Sherry and Salsburg talk about leaving farms and Kentucky as new parents who got married a year ago to find places where elected officials reflect their values. “We have this rich community of really great people, but is it enough to isolate Talia from the insidious?” Salsburg squints in the sunlight outside the barn, Alan Lomax. I asked him to work in a remote location as a curator at Max Archive. “For this child, we could use another place, another road.”

Shelly, however, waffles in the seasons. Her new song “Why Not Live Here” confronts the problem of going home in difficult places. Taking a walk towards Harrods Creek on the afternoon of her face-to-face interview, she pointed out Culvert reading and stood on the corpse of Possums as her undulating trousers shook towards the thick grass. ..

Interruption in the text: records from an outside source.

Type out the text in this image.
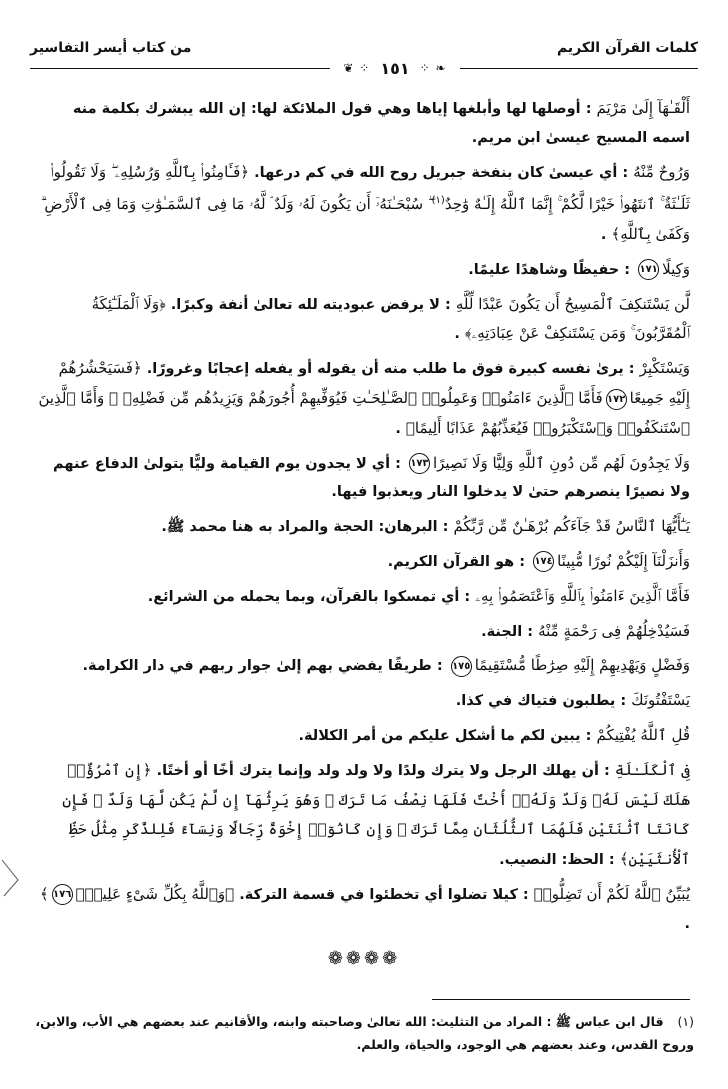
كلمات القرآن الكريم
من كتاب أيسر التفاسير
❦ ⁘ ١٥١ ⁘ ❧

أَلْقَـٰهَآ إِلَىٰ مَرْيَمَ : أوصلها لها وأبلغها إياها وهي قول الملائكة لها: إن الله يبشرك بكلمة منه اسمه المسيح عيسىٰ ابن مريم.

وَرُوحٌ مِّنْهُ : أي عيسىٰ كان بنفخة جبريل روح الله في كم درعها. ﴿فَـَٔامِنُوا۟ بِٱللَّهِ وَرُسُلِهِۦ ۖ وَلَا تَقُولُوا۟ ثَلَـٰثَةٌ ۚ ٱنتَهُوا۟ خَيْرًا لَّكُمْ ۚ إِنَّمَا ٱللَّهُ إِلَـٰهٌ وَٰحِدٌ$^{(١)}$ ۖ سُبْحَـٰنَهُۥٓ أَن يَكُونَ لَهُۥ وَلَدٌ ۘ لَّهُۥ مَا فِى ٱلسَّمَـٰوَٰتِ وَمَا فِى ٱلْأَرْضِ ۗ وَكَفَىٰ بِٱللَّهِ﴾ .

وَكِيلًا١٧١ : حفيظًا وشاهدًا عليمًا.

لَّن يَسْتَنكِفَ ٱلْمَسِيحُ أَن يَكُونَ عَبْدًا لِّلَّهِ : لا يرفض عبوديته لله تعالىٰ أنفة وكبرًا. ﴿وَلَا ٱلْمَلَـٰٓئِكَةُ ٱلْمُقَرَّبُونَ ۚ وَمَن يَسْتَنكِفْ عَنْ عِبَادَتِهِۦ﴾ .

وَيَسْتَكْبِرْ : يرىٰ نفسه كبيرة فوق ما طلب منه أن يقوله أو يفعله إعجابًا وغرورًا. ﴿فَسَيَحْشُرُهُمْ إِلَيْهِ جَمِيعًا١٧٢فَأَمَّا ٱلَّذِينَ ءَامَنُوا۟ وَعَمِلُوا۟ ٱلصَّـٰلِحَـٰتِ فَيُوَفِّيهِمْ أُجُورَهُمْ وَيَزِيدُهُم مِّن فَضْلِهِۦ ۖ وَأَمَّا ٱلَّذِينَ ٱسْتَنكَفُوا۟ وَٱسْتَكْبَرُوا۟ فَيُعَذِّبُهُمْ عَذَابًا أَلِيمًا﴾ .

وَلَا يَجِدُونَ لَهُم مِّن دُونِ ٱللَّهِ وَلِيًّا وَلَا نَصِيرًا١٧٣ : أي لا يجدون يوم القيامة وليًّا يتولىٰ الدفاع عنهم ولا نصيرًا ينصرهم حتىٰ لا يدخلوا النار ويعذبوا فيها.

يَـٰٓأَيُّهَا ٱلنَّاسُ قَدْ جَآءَكُم بُرْهَـٰنٌ مِّن رَّبِّكُمْ : البرهان: الحجة والمراد به هنا محمد ﷺ.

وَأَنزَلْنَآ إِلَيْكُمْ نُورًا مُّبِينًا١٧٤ : هو القرآن الكريم.

فَأَمَّا ٱلَّذِينَ ءَامَنُوا۟ بِٱللَّهِ وَٱعْتَصَمُوا۟ بِهِۦ : أي تمسكوا بالقرآن، وبما يحمله من الشرائع.

فَسَيُدْخِلُهُمْ فِى رَحْمَةٍ مِّنْهُ : الجنة.

وَفَضْلٍ وَيَهْدِيهِمْ إِلَيْهِ صِرَٰطًا مُّسْتَقِيمًا١٧٥ : طريقًا يفضي بهم إلىٰ جوار ربهم في دار الكرامة.

يَسْتَفْتُونَكَ : يطلبون فتياك في كذا.

قُلِ ٱللَّهُ يُفْتِيكُمْ : يبين لكم ما أشكل عليكم من أمر الكلالة.

فِى ٱلْكَلَـٰلَةِ : أن يهلك الرجل ولا يترك ولدًا ولا ولد ولد وإنما يترك أخًا أو أختًا. ﴿إِنِ ٱمْرُؤٌا۟ هَلَكَ لَيْسَ لَهُۥ وَلَدٌ وَلَهُۥٓ أُخْتٌ فَلَهَا نِصْفُ مَا تَرَكَ ۚ وَهُوَ يَرِثُهَآ إِن لَّمْ يَكُن لَّهَا وَلَدٌ ۚ فَإِن كَانَتَا ٱثْنَتَيْنِ فَلَهُمَا ٱلثُّلُثَانِ مِمَّا تَرَكَ ۚ وَإِن كَانُوٓا۟ إِخْوَةً رِّجَالًا وَنِسَآءً فَلِلذَّكَرِ مِثْلُ حَظِّ ٱلْأُنثَيَيْنِ﴾ : الحظ: النصيب.

يُبَيِّنُ ٱللَّهُ لَكُمْ أَن تَضِلُّوا۟ : كيلا تضلوا أي تخطئوا في قسمة التركة. ﴿وَٱللَّهُ بِكُلِّ شَىْءٍ عَلِيمٌۢ١٧٦﴾ .

❁❁❁❁
(١)قال ابن عباس ﷺ : المراد من التثليث: الله تعالىٰ وصاحبته وابنه، والأقانيم عند بعضهم هي الأب، والابن، وروح القدس، وعند بعضهم هي الوجود، والحياة، والعلم.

“As soon as all the trees were gone, I was like this: Stay foreverShe talked about the recent beginnings of spring and sang the last few words on the soprano vibrato. “But it’s still hard to imagine planting a child in this.”

So far, the songwriter and composer who inspired much of “The Spur” Marigold collectiveAn emerging group that organizes a lettering campaign to conservative politicians in Kentucky and, as Sherry said, a parade along the old Bison Trail to “celebrate an endangered life.” She said these actions were small, like writing a new song to deal with an old wound. But perhaps they find it more meaningful than submitting to the darkness.

“Music made me a perfect human being, which allowed my soft parts to survive,” she said on a FaceTime phone, walking in the garden with birds singing. “It’s a way to get stuck on everything.”